São João Crisóstomo, quando era Patriarca de Constantinopla, ficou ofendido com a desigualdade social que via: a realeza e os ricos que viviam em luxo exorbitante, enquanto ao seu redor havia viúvas, órfãos e pobres em extrema pobreza. Ele pregava sermão após sermão contra a desigualdade e a injustiça social. Neste tempo atual de glorificação da riqueza e de grande desigualdade social, precisamos ouvir São João Crisóstomo. Vejamos um pouco do que ele disse:

“Não compartilhar nossa própria riqueza com os pobres é roubo dos pobres e privação de seus meios de vida; não possuímos nossa própria riqueza, mas a deles. ”
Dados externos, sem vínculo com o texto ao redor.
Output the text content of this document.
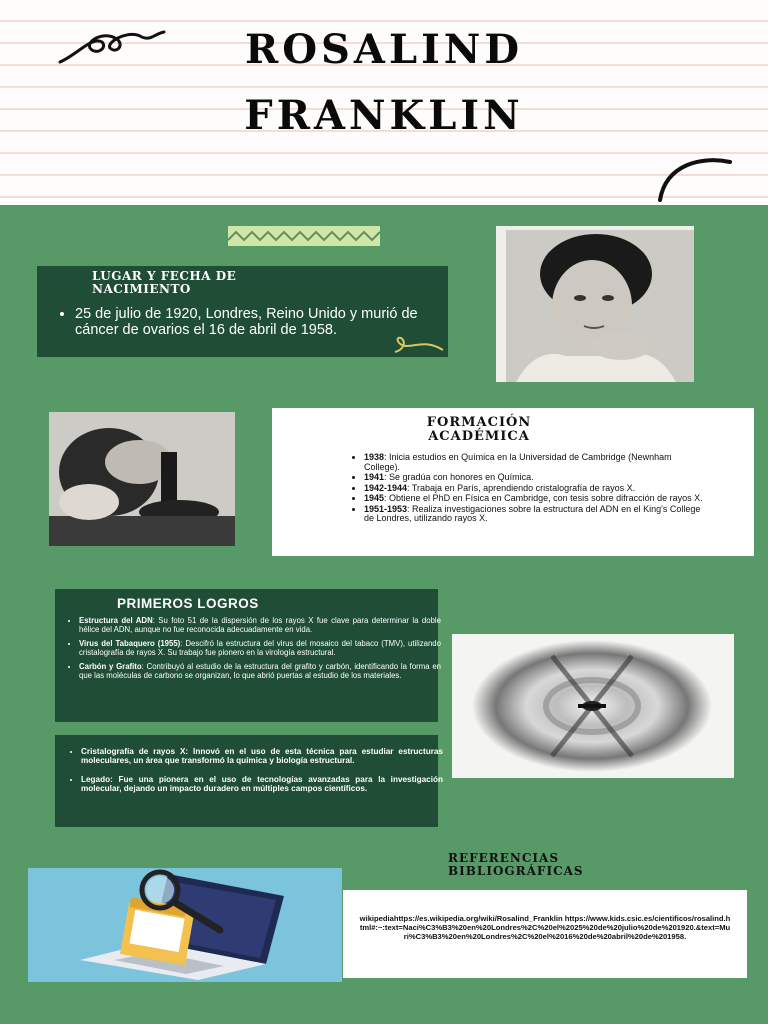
ROSALIND
FRANKLIN
LUGAR Y FECHA DE NACIMIENTO
• 25 de julio de 1920, Londres, Reino Unido y murió de cáncer de ovarios el 16 de abril de 1958.
FORMACIÓN ACADÉMICA
• 1938: Inicia estudios en Química en la Universidad de Cambridge (Newnham College).
• 1941: Se gradúa con honores en Química.
• 1942-1944: Trabaja en París, aprendiendo cristalografía de rayos X.
• 1945: Obtiene el PhD en Física en Cambridge, con tesis sobre difracción de rayos X.
• 1951-1953: Realiza investigaciones sobre la estructura del ADN en el King's College de Londres, utilizando rayos X.
PRIMEROS LOGROS
• Estructura del ADN: Su foto 51 de la dispersión de los rayos X fue clave para determinar la doble hélice del ADN, aunque no fue reconocida adecuadamente en vida.
• Virus del Tabaquero (1955): Descifró la estructura del virus del mosaico del tabaco (TMV), utilizando cristalografía de rayos X. Su trabajo fue pionero en la virología estructural.
• Carbón y Grafito: Contribuyó al estudio de la estructura del grafito y carbón, identificando la forma en que las moléculas de carbono se organizan, lo que abrió puertas al estudio de los materiales.
• Cristalografía de rayos X: Innovó en el uso de esta técnica para estudiar estructuras moleculares, un área que transformó la química y biología estructural.
• Legado: Fue una pionera en el uso de tecnologías avanzadas para la investigación molecular, dejando un impacto duradero en múltiples campos científicos.
REFERENCIAS BIBLIOGRÁFICAS
wikipediahttps://es.wikipedia.org/wiki/Rosalind_Franklin https://www.kids.csic.es/cientificos/rosalind.html#:~:text=Naci%C3%B3%20en%20Londres%2C%20el%2025%20de%20julio%20de%201920.&text=Muri%C3%B3%20en%20Londres%2C%20el%2016%20de%20abril%20de%201958.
“De que adianta se a mesa eucarística estiver sobrecarregada com cálices de ouro quando seu irmão estiver morrendo de fome? Comece satisfazendo a fome dele e depois com o que resta, você também pode adornar o altar’.

“Há danos não apenas na tentativa de obter riqueza, mas também na preocupação excessiva com as coisas mais necessárias. Não basta desprezar a riqueza, mas você também deve alimentar os pobres e, mais importante, deve seguir a Cristo. ”
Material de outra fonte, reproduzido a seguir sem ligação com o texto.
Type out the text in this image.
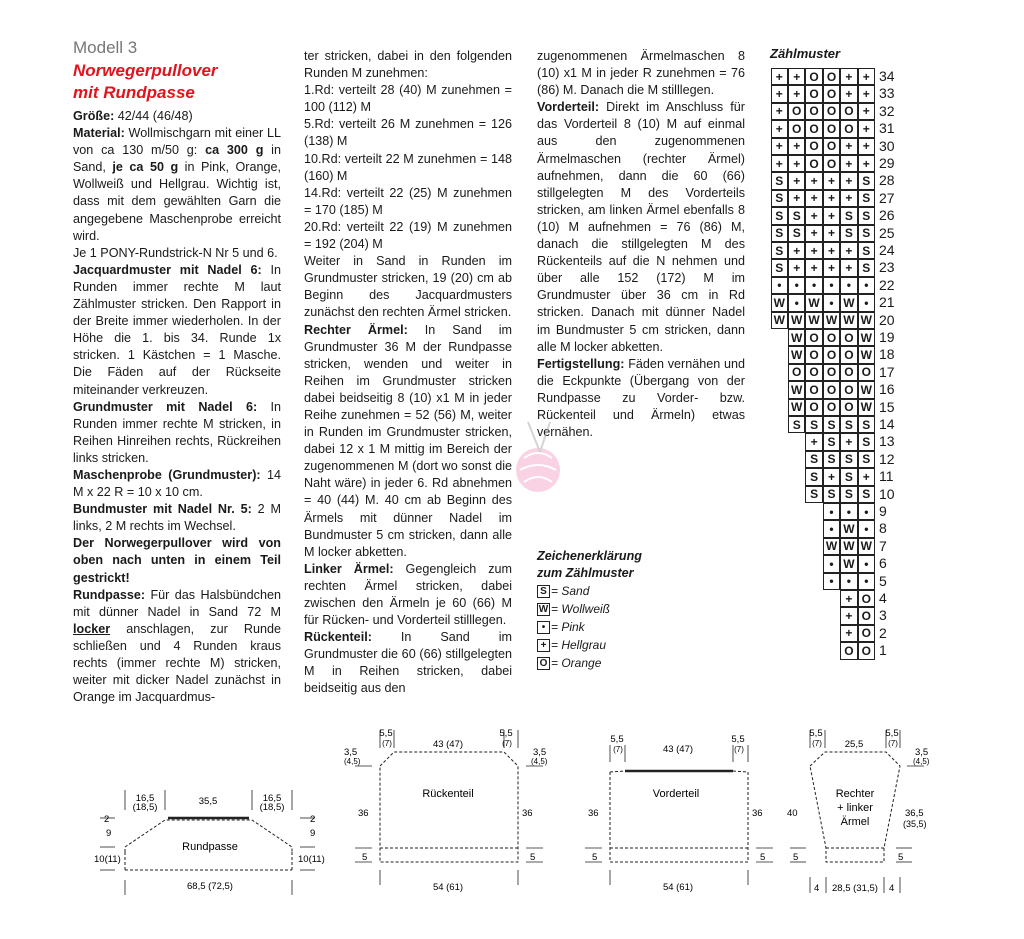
Modell 3
Norwegerpullover
mit Rundpasse

Größe: 42/44 (46/48)

Material: Wollmischgarn mit einer LL von ca 130 m/50 g: ca 300 g in Sand, je ca 50 g in Pink, Orange, Wollweiß und Hellgrau. Wichtig ist, dass mit dem gewählten Garn die angegebene Maschenprobe erreicht wird.

Je 1 PONY-Rundstrick-N Nr 5 und 6.

Jacquardmuster mit Nadel 6: In Runden immer rechte M laut Zählmuster stricken. Den Rapport in der Breite immer wiederholen. In der Höhe die 1. bis 34. Runde 1x stricken. 1 Kästchen = 1 Masche. Die Fäden auf der Rückseite miteinander verkreuzen.

Grundmuster mit Nadel 6: In Runden immer rechte M stricken, in Reihen Hinreihen rechts, Rückreihen links stricken.

Maschenprobe (Grundmuster): 14 M x 22 R = 10 x 10 cm.

Bundmuster mit Nadel Nr. 5: 2 M links, 2 M rechts im Wechsel.

Der Norwegerpullover wird von oben nach unten in einem Teil gestrickt!

Rundpasse: Für das Halsbündchen mit dünner Nadel in Sand 72 M locker anschlagen, zur Runde schließen und 4 Runden kraus rechts (immer rechte M) stricken, weiter mit dicker Nadel zunächst in Orange im Jacquardmus-

ter stricken, dabei in den folgenden Runden M zunehmen:

1.Rd: verteilt 28 (40) M zunehmen = 100 (112) M

5.Rd: verteilt 26 M zunehmen = 126 (138) M

10.Rd: verteilt 22 M zunehmen = 148 (160) M

14.Rd: verteilt 22 (25) M zunehmen = 170 (185) M

20.Rd: verteilt 22 (19) M zunehmen = 192 (204) M

Weiter in Sand in Runden im Grundmuster stricken, 19 (20) cm ab Beginn des Jacquardmusters zunächst den rechten Ärmel stricken.

Rechter Ärmel: In Sand im Grundmuster 36 M der Rundpasse stricken, wenden und weiter in Reihen im Grundmuster stricken dabei beidseitig 8 (10) x1 M in jeder Reihe zunehmen = 52 (56) M, weiter in Runden im Grundmuster stricken, dabei 12 x 1 M mittig im Bereich der zugenommenen M (dort wo sonst die Naht wäre) in jeder 6. Rd abnehmen = 40 (44) M. 40 cm ab Beginn des Ärmels mit dünner Nadel im Bundmuster 5 cm stricken, dann alle M locker abketten.

Linker Ärmel: Gegengleich zum rechten Ärmel stricken, dabei zwischen den Ärmeln je 60 (66) M für Rücken- und Vorderteil stilllegen.

Rückenteil: In Sand im Grundmuster die 60 (66) stillgelegten M in Reihen stricken, dabei beidseitig aus den

zugenommenen Ärmelmaschen 8 (10) x1 M in jeder R zunehmen = 76 (86) M. Danach die M stilllegen.

Vorderteil: Direkt im Anschluss für das Vorderteil 8 (10) M auf einmal aus den zugenommenen Ärmelmaschen (rechter Ärmel) aufnehmen, dann die 60 (66) stillgelegten M des Vorderteils stricken, am linken Ärmel ebenfalls 8 (10) M aufnehmen = 76 (86) M, danach die stillgelegten M des Rückenteils auf die N nehmen und über alle 152 (172) M im Grundmuster über 36 cm in Rd stricken. Danach mit dünner Nadel im Bundmuster 5 cm stricken, dann alle M locker abketten.

Fertigstellung: Fäden vernähen und die Eckpunkte (Übergang von der Rundpasse zu Vorder- bzw. Rückenteil und Ärmeln) etwas vernähen.

Zeichenerklärung
zum Zählmuster
S = Sand
W = Wollweiß
• = Pink
+ = Hellgrau
O = Orange
Zählmuster
+ + O O + + 34
+ + O O + + 33
+ O O O O + 32
+ O O O O + 31
+ + O O + + 30
+ + O O + + 29
S + + + + S 28
S + + + + S 27
S S + + S S 26
S S + + S S 25
S + + + + S 24
S + + + + S 23
•	•	•	•	•	• 22
W • W • W • 21
W W W W W W 20
W O O O W 19
W O O O W 18
O O O O O 17
W O O O W 16
W O O O W 15
S S S S S 14
+ S + S 13
S S S S 12
S + S + 11
S S S S 10
•	•	• 9
• W • 8
W W W 7
• W • 6
•	•	• 5
+ O 4
+ O 3
+ O 2
O O 1
Rundpasse
16,5
(18,5)
35,5	16,5
(18,5)
2
9
10(11)
2
9
10(11)
68,5 (72,5)
Rückenteil
5,5
(7)	43 (47)
5,5
(7)
3,5
(4,5)
3,5
(4,5)
36	36
5	5
54 (61)
Vorderteil
5,5
(7)	43 (47)
5,5
(7)
36	36
5	5
54 (61)
Rechter
+ linker
Ärmel
5,5
(7) 25,5
5,5
(7)
3,5
(4,5)
40	36,5
(35,5)
5	5
4 28,5 (31,5) 4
“Se você subir, evite o luxo, pois o luxo diminui e degrada.”

“Como você acha que obedece aos mandamentos de Cristo, quando gasta seu tempo coletando juros, acumulando empréstimos, comprando escravos como gado e fundindo negócios com negócios? … Com isso você acumula injustiça, tomando posse das terras e casas [do povo], e multiplicando pobreza e fome … Em matéria de piedade, a pobreza nos serve melhor que a riqueza e trabalha melhor que a ociosidade, especialmente porque a riqueza se torna um obstáculo até mesmo para aqueles que não se dedicam a ele. [Deus dá riqueza] não para desperdiçardes com prostitutas, beber, comida sofisticada, roupas caras e todos os outros tipos de indolência, mas para distribuires aos necessitados. [Riqueza excessiva] é roubo, não porque foi roubado como um meio de obter riqueza, mas porque mantê-la é para privar os outros de suas necessidades. Se tens dois pares de sapatos, um pertence aos pobres”.

“Se não conseguirdes encontrar Cristo no mendigo na porta da igreja, não o encontrará no cálice.”

Se você consegue imaginar como suas palavras foram ouvidas pelos ricos da época. Imagine como elas seriam ouvidas hoje!